I wonder if storing Boing Boing Store ad copy in a Polar Backup account could get it terminated?
I wondered about that too, since I’ve been looking at cloud backup in preparation for several months on the road and know AWS to be relatively pricey (eg, compared to B2). Also, the relatively cheap Glacier is probably not a good tier if you want to move data back and forth.
At home I use the free version of Veeam to back up my whole disk to a NAS, together with continuous backup of critical directories to a flash drive in my machine (using Duplicati). The ability to do backup without paying attention to it and without it being a big hit on the computer resources has made the difference between actually doing regular backup and living with risk. Unfortunately, this doesn’t work while away from home, and Veeam doesn’t seem to be compatible with inexpensive consumer-level cloud backups.
Yeah, it’s really optimized for long term storage. Glacier storage has a 3 month minimum.

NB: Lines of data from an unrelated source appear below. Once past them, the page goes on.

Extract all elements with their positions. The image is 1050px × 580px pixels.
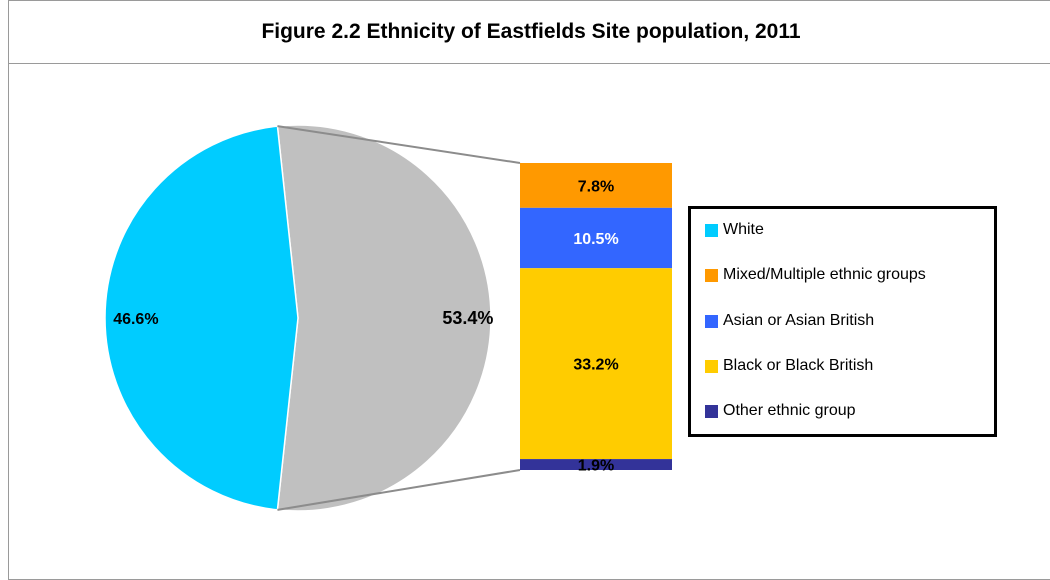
legend-swatch [705, 359, 718, 373]
legend-item-mixed-multiple-ethnic-groups: Mixed/Multiple ethnic groups [705, 266, 926, 284]
legend-item-white: White [705, 221, 764, 239]
connector-line-bottom [277, 469, 521, 511]
legend-label: Other ethnic group [723, 402, 856, 419]
legend-label: White [723, 221, 764, 238]
bar-segment-black-or-black-british [520, 268, 672, 460]
legend-swatch [705, 404, 718, 418]
legend-item-other-ethnic-group: Other ethnic group [705, 402, 856, 420]
chart-title: Figure 2.2 Ethnicity of Eastfields Site … [261, 19, 801, 43]
legend-item-black-or-black-british: Black or Black British [705, 357, 873, 375]
bar-label-other-ethnic-group: 1.9% [578, 458, 614, 475]
bar-segment-mixed-multiple-ethnic-groups [520, 163, 672, 208]
pie-label-white: 46.6% [113, 311, 158, 328]
pie-slice-other-expanded- [276, 124, 492, 512]
pie-label-other-expanded-: 53.4% [442, 308, 493, 328]
connector-line-top [277, 125, 521, 164]
legend-label: Black or Black British [723, 357, 874, 374]
chart-title-bar: Figure 2.2 Ethnicity of Eastfields Site … [8, 0, 1050, 64]
legend-swatch [705, 314, 718, 328]
pie-slice-white [104, 125, 299, 511]
legend-item-asian-or-asian-british: Asian or Asian British [705, 312, 874, 330]
bar-label-asian-or-asian-british: 10.5% [573, 231, 618, 248]
bar-segment-asian-or-asian-british [520, 207, 672, 269]
bar-segment-other-ethnic-group [520, 459, 672, 470]
legend-label: Mixed/Multiple ethnic groups [723, 266, 926, 283]
bar-label-black-or-black-british: 33.2% [573, 357, 618, 374]
legend-swatch [705, 223, 718, 237]
legend-label: Asian or Asian British [723, 312, 875, 329]
legend-swatch [705, 268, 718, 282]
bar-label-mixed-multiple-ethnic-groups: 7.8% [578, 178, 614, 195]
chart-legend: White Mixed/Multiple ethnic groups Asian o… [688, 206, 997, 437]
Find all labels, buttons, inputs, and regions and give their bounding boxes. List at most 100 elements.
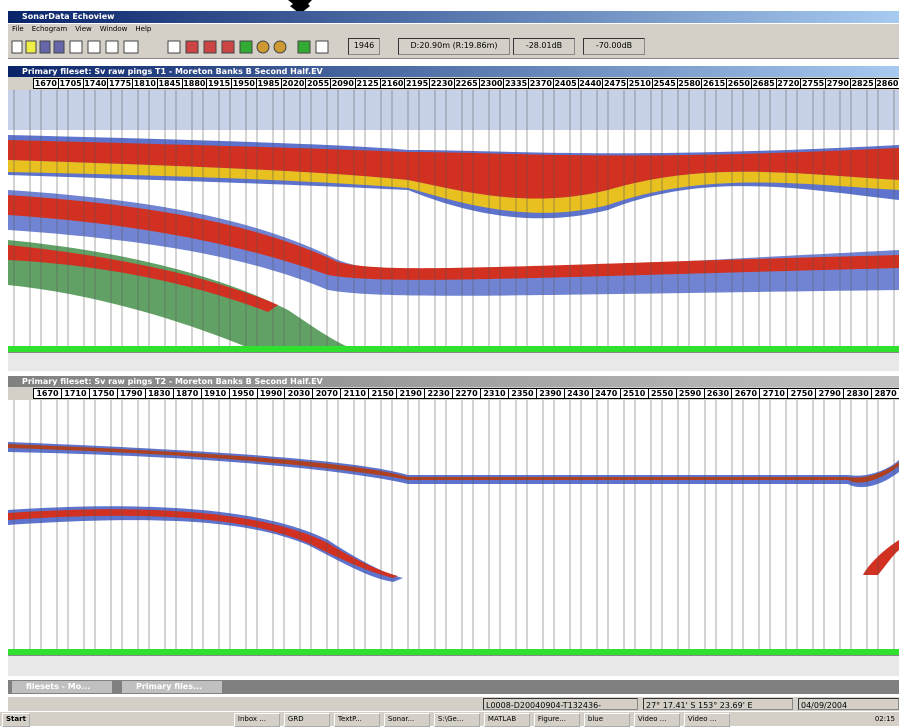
- ping-label: 2510: [628, 79, 652, 88]
- taskbar-item[interactable]: TextP...: [334, 713, 380, 727]
- ping-label: 2090: [331, 79, 355, 88]
- scrollbar[interactable]: [8, 352, 899, 371]
- taskbar-item[interactable]: MATLAB: [484, 713, 530, 727]
- ping-label: 1670: [34, 389, 61, 398]
- menu-item[interactable]: View: [75, 25, 92, 33]
- ping-label: 2370: [529, 79, 553, 88]
- echo-band: [8, 442, 899, 487]
- status-bar: L0008-D20040904-T132436-EQ60.raw 27° 17.4…: [8, 697, 899, 711]
- ping-label: 2390: [537, 389, 564, 398]
- status-field: L0008-D20040904-T132436-EQ60.raw: [483, 698, 638, 710]
- menu-item[interactable]: File: [12, 25, 24, 33]
- ping-label: 2265: [455, 79, 479, 88]
- ping-label: 2070: [313, 389, 340, 398]
- ping-label: 2350: [509, 389, 536, 398]
- taskbar-item[interactable]: Inbox ...: [234, 713, 280, 727]
- ping-label: 2720: [777, 79, 801, 88]
- taskbar-item[interactable]: Video ...: [684, 713, 730, 727]
- clock: 02:15: [875, 712, 899, 726]
- app-title-bar: SonarData Echoview: [8, 11, 899, 23]
- ping-label: 1705: [59, 79, 83, 88]
- ping-label: 1710: [62, 389, 89, 398]
- ping-label: 1910: [202, 389, 229, 398]
- toolbar-field: -70.00dB: [583, 38, 645, 55]
- toolbar-field: -28.01dB: [513, 38, 575, 55]
- ping-label: 2545: [653, 79, 677, 88]
- window-title: Primary fileset: Sv raw pings T2 - Moret…: [22, 377, 323, 386]
- ping-label: 1830: [146, 389, 173, 398]
- ping-label: 2750: [788, 389, 815, 398]
- ping-label: 2870: [872, 389, 899, 398]
- menu-item[interactable]: Echogram: [32, 25, 67, 33]
- ping-label: 1810: [133, 79, 157, 88]
- menu-item[interactable]: Help: [135, 25, 151, 33]
- taskbar-item[interactable]: S:\Ge...: [434, 713, 480, 727]
- minimized-window[interactable]: filesets - Mo...: [12, 681, 112, 693]
- ping-label: 2615: [702, 79, 726, 88]
- window-title: Primary fileset: Sv raw pings T1 - Moret…: [22, 67, 323, 76]
- ping-label: 1880: [183, 79, 207, 88]
- ping-label: 2475: [603, 79, 627, 88]
- ping-label: 1670: [34, 79, 58, 88]
- minimized-title: Primary files...: [136, 682, 202, 691]
- ping-label: 2790: [826, 79, 850, 88]
- taskbar-item[interactable]: Figure...: [534, 713, 580, 727]
- menu-item[interactable]: Window: [100, 25, 128, 33]
- ping-label: 2335: [504, 79, 528, 88]
- ping-label: 2190: [397, 389, 424, 398]
- ping-label: 1790: [118, 389, 145, 398]
- toolbar-field: 1946: [348, 38, 380, 55]
- ping-label: 2710: [760, 389, 787, 398]
- taskbar: Start Inbox ... GRD TextP... Sonar... S:\Ge..…: [0, 711, 899, 726]
- ping-label: 1740: [84, 79, 108, 88]
- ping-label: 2430: [565, 389, 592, 398]
- ping-label: 1750: [90, 389, 117, 398]
- screen: SonarData Echoview File Echogram View Windo…: [0, 0, 899, 726]
- ping-label: 2650: [727, 79, 751, 88]
- toolbar-icons: [8, 35, 338, 59]
- app-title: SonarData Echoview: [22, 12, 115, 21]
- ping-label: 2440: [579, 79, 603, 88]
- ping-label: 2510: [621, 389, 648, 398]
- taskbar-item[interactable]: Sonar...: [384, 713, 430, 727]
- ping-label: 2160: [381, 79, 405, 88]
- start-button[interactable]: Start: [2, 713, 30, 727]
- ping-label: 2110: [341, 389, 368, 398]
- ping-label: 1950: [232, 79, 256, 88]
- taskbar-item[interactable]: blue: [584, 713, 630, 727]
- ping-label: 2790: [816, 389, 843, 398]
- minimized-window[interactable]: Primary files...: [122, 681, 222, 693]
- ping-label: 2230: [425, 389, 452, 398]
- echogram-window: Primary fileset: Sv raw pings T2 - Moret…: [8, 376, 899, 676]
- minimized-bar: filesets - Mo... Primary files...: [8, 680, 899, 694]
- ping-label: 2150: [369, 389, 396, 398]
- ping-label: 2270: [453, 389, 480, 398]
- ping-label: 1985: [257, 79, 281, 88]
- ping-label: 2685: [752, 79, 776, 88]
- echogram: [8, 90, 899, 352]
- scrollbar[interactable]: [8, 655, 899, 676]
- status-field: 27° 17.41' S 153° 23.69' E: [643, 698, 793, 710]
- ping-label: 1950: [230, 389, 257, 398]
- ping-label: 1915: [207, 79, 231, 88]
- ping-label: 2230: [430, 79, 454, 88]
- ping-label: 2125: [356, 79, 380, 88]
- echogram: [8, 400, 899, 655]
- ping-label: 2580: [678, 79, 702, 88]
- window-title-bar: Primary fileset: Sv raw pings T1 - Moret…: [8, 66, 899, 77]
- toolbar-field: D:20.90m (R:19.86m): [398, 38, 510, 55]
- ping-label: 1990: [258, 389, 285, 398]
- ping-label: 2470: [593, 389, 620, 398]
- status-field: 04/09/2004 13:26:59.60: [798, 698, 899, 710]
- ping-label: 2590: [677, 389, 704, 398]
- taskbar-item[interactable]: GRD: [284, 713, 330, 727]
- echo-band: [863, 540, 899, 575]
- ping-label: 2405: [554, 79, 578, 88]
- menu-bar: File Echogram View Window Help: [8, 24, 899, 35]
- ping-label: 2195: [405, 79, 429, 88]
- taskbar-item[interactable]: Video ...: [634, 713, 680, 727]
- toolbar: 1946 D:20.90m (R:19.86m)-28.01dB -70.00dB: [8, 35, 899, 59]
- ping-label: 2755: [801, 79, 825, 88]
- ping-label: 2020: [282, 79, 306, 88]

Even if you delete your upload after a day, you still pay for the full three months at full price. Which makes the Polar Backup lifetime offer all the more baffling, or suspect. If I do a 5TB back up and they load it to Glacier, that’s $60 minimum because they have to pay for a full three months at $0.004 per GB/mo, not including the upload charge. Plus there are separate upload and retrieval fees. Even if they were to terminate my account immediately after upload, they’d still lose money since they don’t gel the full $70 after Stack Social’s cut.
One thing to note in the Anandtech thread on Polar Backup is that people said they found it impossible to actually back up all of their files to Polar Backup.
After 4 days of continuous running, managed to backup just 100GB(!).
It seems possible that that buggy experience could be more by design than by accident.
This topic was automatically closed after 5 days. New replies are no longer allowed.